24.04.09

Angriff

Hund verletzt Berliner Kleinkind schwer

In Berlin ist erneut ein Kind von einem Hund angegriffen und schwer verletzt worden. Der zweieinhalb Jährige wurde auf die Intensivstation eines Berliner Krankenhauses gebracht. Dabei hatte der Senat erst in der vergangenen Woche veröffentlicht, dass die Zahl der Bissattacken zurückgegangen ist.
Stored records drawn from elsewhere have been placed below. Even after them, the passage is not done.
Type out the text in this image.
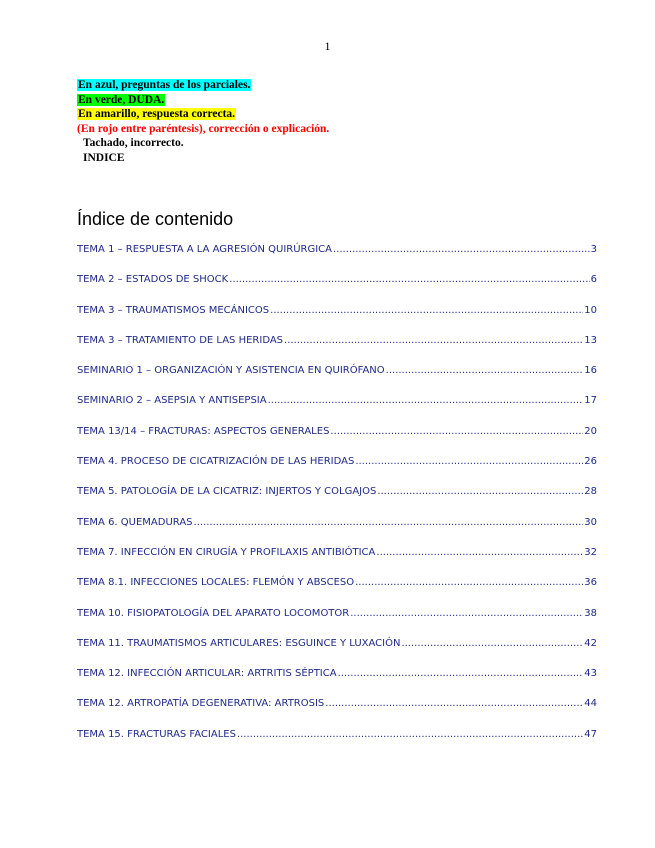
1
En azul, preguntas de los parciales.
En verde, DUDA.
En amarillo, respuesta correcta.
(En rojo entre paréntesis), corrección o explicación.
Tachado, incorrecto.
INDICE
Índice de contenido
TEMA 1 – RESPUESTA A LA AGRESIÓN QUIRÚRGICA .....	3
TEMA 2 – ESTADOS DE SHOCK .....	6
TEMA 3 – TRAUMATISMOS MECÁNICOS .....	10
TEMA 3 – TRATAMIENTO DE LAS HERIDAS .....	13
SEMINARIO 1 – ORGANIZACIÓN Y ASISTENCIA EN QUIRÓFANO .....	16
SEMINARIO 2 – ASEPSIA Y ANTISEPSIA .....	17
TEMA 13/14 – FRACTURAS: ASPECTOS GENERALES .....	20
TEMA 4. PROCESO DE CICATRIZACIÓN DE LAS HERIDAS .....	26
TEMA 5. PATOLOGÍA DE LA CICATRIZ: INJERTOS Y COLGAJOS .....	28
TEMA 6. QUEMADURAS .....	30
TEMA 7. INFECCIÓN EN CIRUGÍA Y PROFILAXIS ANTIBIÓTICA .....	32
TEMA 8.1. INFECCIONES LOCALES: FLEMÓN Y ABSCESO .....	36
TEMA 10. FISIOPATOLOGÍA DEL APARATO LOCOMOTOR .....	38
TEMA 11. TRAUMATISMOS ARTICULARES: ESGUINCE Y LUXACIÓN .....	42
TEMA 12. INFECCIÓN ARTICULAR: ARTRITIS SÉPTICA .....	43
TEMA 12. ARTROPATÍA DEGENERATIVA: ARTROSIS .....	44
TEMA 15. FRACTURAS FACIALES .....	47
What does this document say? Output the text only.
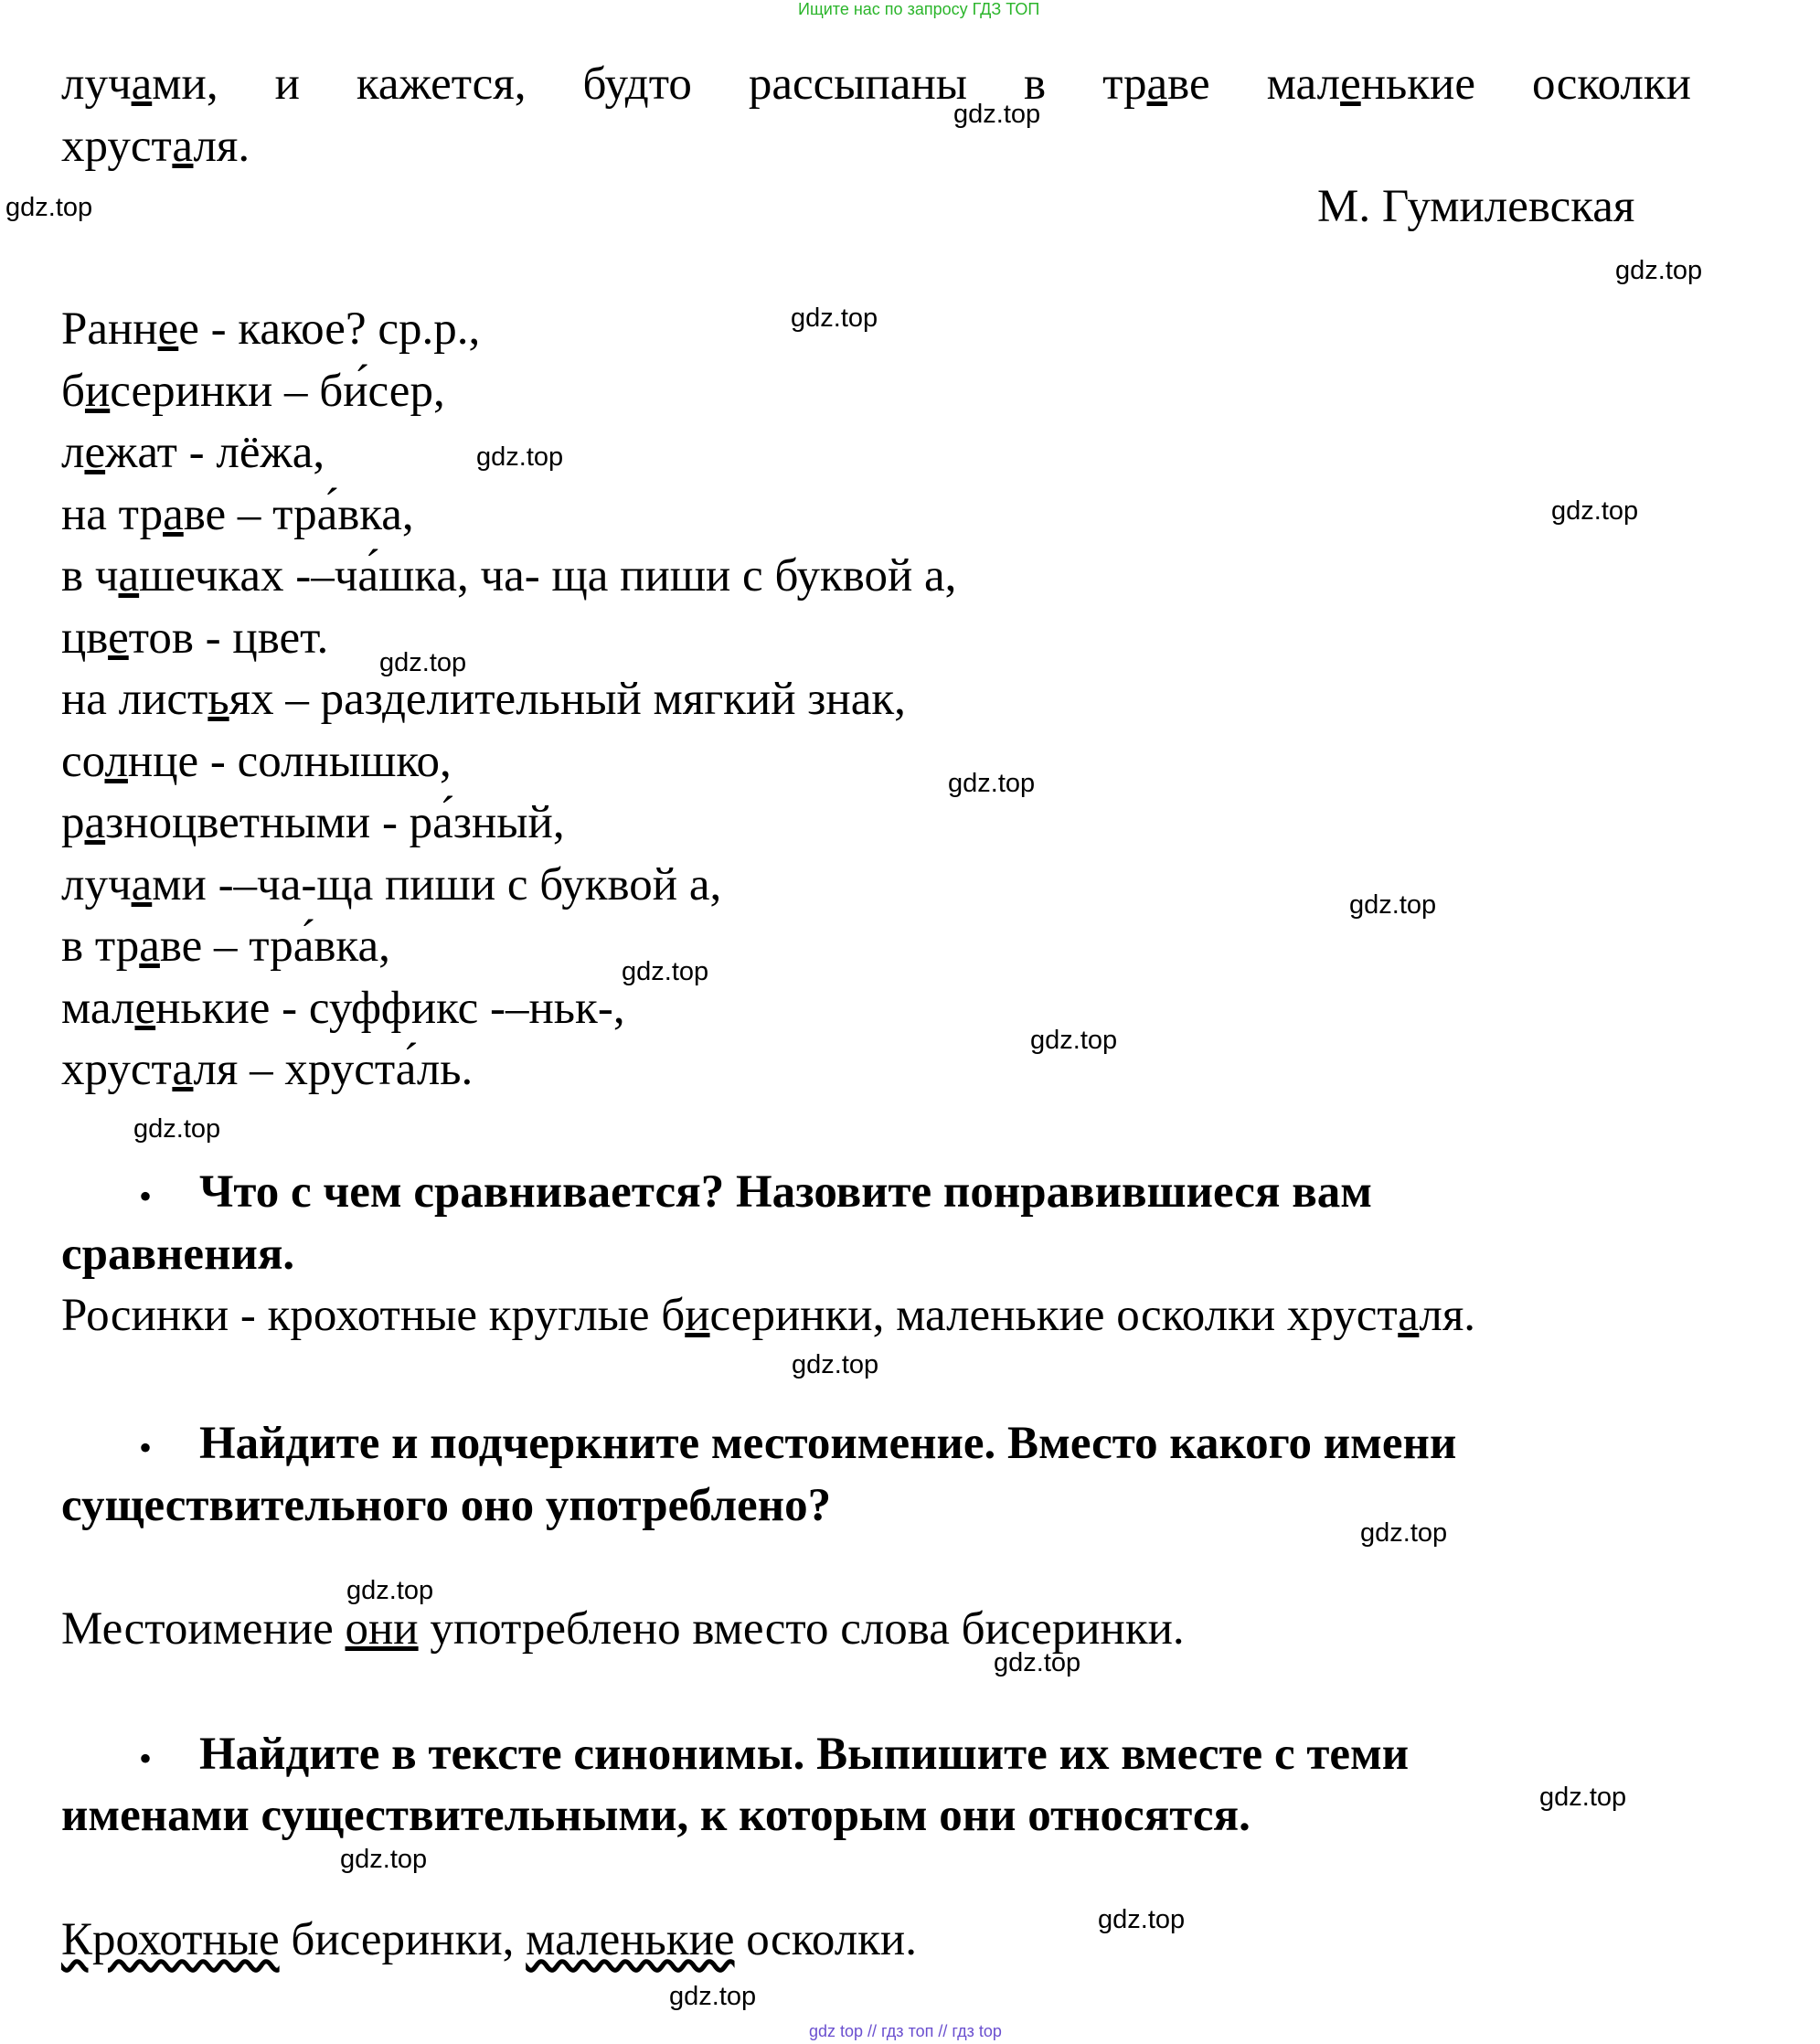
Ищите нас по запросу ГДЗ ТОП
лучами, и кажется, будто рассыпаны в траве маленькие осколки
хрусталя.
М. Гумилевская
Раннее - какое? ср.р.,
бисеринки – би́сер,
лежат - лёжа,
на траве – тра́вка,
в чашечках -–ча́шка, ча- ща пиши с буквой а,
цветов - цвет.
на листьях – разделительный мягкий знак,
солнце - солнышко,
разноцветными - ра́зный,
лучами -–ча-ща пиши с буквой а,
в траве – тра́вка,
маленькие - суффикс -–ньк-,
хрусталя – хруста́ль.
• Что с чем сравнивается? Назовите понравившиеся вам
сравнения.
Росинки - крохотные круглые бисеринки, маленькие осколки хрусталя.
• Найдите и подчеркните местоимение. Вместо какого имени
существительного оно употреблено?
Местоимение они употреблено вместо слова бисеринки.
• Найдите в тексте синонимы. Выпишите их вместе с теми
именами существительными, к которым они относятся.
Крохотные бисеринки, маленькие осколки.
gdz.top
gdz.top
gdz.top
gdz.top
gdz.top
gdz.top
gdz.top
gdz.top
gdz.top
gdz.top
gdz.top
gdz.top
gdz.top
gdz.top
gdz.top
gdz.top
gdz.top
gdz.top
gdz.top
gdz.top
gdz top // гдз топ // гдз top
Ein erst zwei Jahre alter Junge ist am Freitag in Reinickendorf von einem herrenlosen Hund in den Kopf gebissen und schwer verletzt worden. Die Suche nach dem Halter des Tieres dauert an.

Nach bisherigen Erkenntnissen war der zweijährige Alexander S. mit der 37 Jahre alten Freundin seiner Mutter gegen 12.40 Uhr auf dem Weg zum Flughafensee, als das Tier plötzlich auftauchte und das Kind unvermittelt anfiel. Nach Informationen von Morgenpost Online schnappte der Hund nach dem Gesicht des Jungen und biss dabei ein Stück von der Oberlippe ab.

Ein Rettungswagen brachte Alexander S. in ein Krankenhaus. Dort wurde die stark blutende Wunde versorgt, die Ärzte diagnostizierten eine weitere Bissverletzung am Hinterkopf. Lebensgefahr besteht nicht. Die Mutter des Jungen befand sich zum Zeitpunkt des Angriffs mit ihrem eigenen Hund beim Tierarzt, als sie über den Vorfall informiert wurde. Sie machte sich sofort auf dem Weg ins Krankenhaus. Die Familie von Alexander S. hofft nun, dass der Kleine bis spätestens Dienstag aus der Klinik entlassen werden kann – an diesem Tag feiert er seinen dritten Geburtstag. Die Polizei bitte Zeugen des Vorfalls, sich zu melden. Hinweise nimmt jede Polizeidienststelle entgegen. Ermittelt wird wegen fahrlässiger Körperverletzung.

Erst in der vergangenen Woche hatte die Senatsverwaltung für Gesundheit, Umwelt und Verbraucherschutz verkündet, dass die Gesamtzahl der Beißattacken im vergangenen Jahr weiter zurückgegangen ist. Demnach waren 2007 insgesamt 859 Hunde gebissen worden, 2008 waren es nur noch 716. Gleichzeitig stieg die Zahl der gemeldeten Hunde in Berlin. Demnach waren im vergangen Jahr 108.784 Hunde registriert, im Jahr 2007 waren es 107.355.

In Berlin gilt seit 2000 eine Hundeverordnung. Seitdem ging die Zahl der Angriffe zurück. Kampfhunde sind ohnehin nur zu fünf Prozent für die Attacken zuständig. Am häufigsten beißen Schäferhunde. 1999, im Jahr vor der 2000 eingeführten Hundeverordnung, habe die Zahl der Angriffe von Kampfhunden bei 1816 gelegen.

Die Hundeverordnung wurde in ein Gesetz überführt, nach dem als gefährlich eingestufte Hunde nur mit Leine und Maulkorb in die Öffentlichkeit dürfen. Zudem müssen die Halter ihr Tier versichern und kennzeichnen. Ansonsten drohen hohe Bußgelder.

Zuletzt war Anfang März ein Polizist in Köpenick von einem aggressiven Kampfhund angegriffen worden. Der Polizist war von Anwohnern zu einem Mehrfamilienhaus gerufen worden, nachdem am späten Abend Baulärm aus einem Keller gedrungen war. Als die Beamten eintrafen, kam ihnen aus dem Keller ein "Kampfhund" entgegen und bellte sie an. Auch nach mehrfacher, lautstarker Aufforderung der Polizisten, den Hund anzuleinen, weigerte sich der 28-jährige Hundebesitzer. Als der Hund sich mit kurzen Sprüngen und zähnefletschend einem Polizisten auf bis zu drei Meter genähert hatte, erschoss ein zweiter Polizist das Tier.

Anfang Januar war dagegen im brandenburgischen Zehdenick ein fünfjähriges Mädchen von einem Bullterrier ins Gesicht gebissen worden. Das Mädchen hatte den Hund streicheln wollen. Das Tier wurde im Tierheim untergebracht.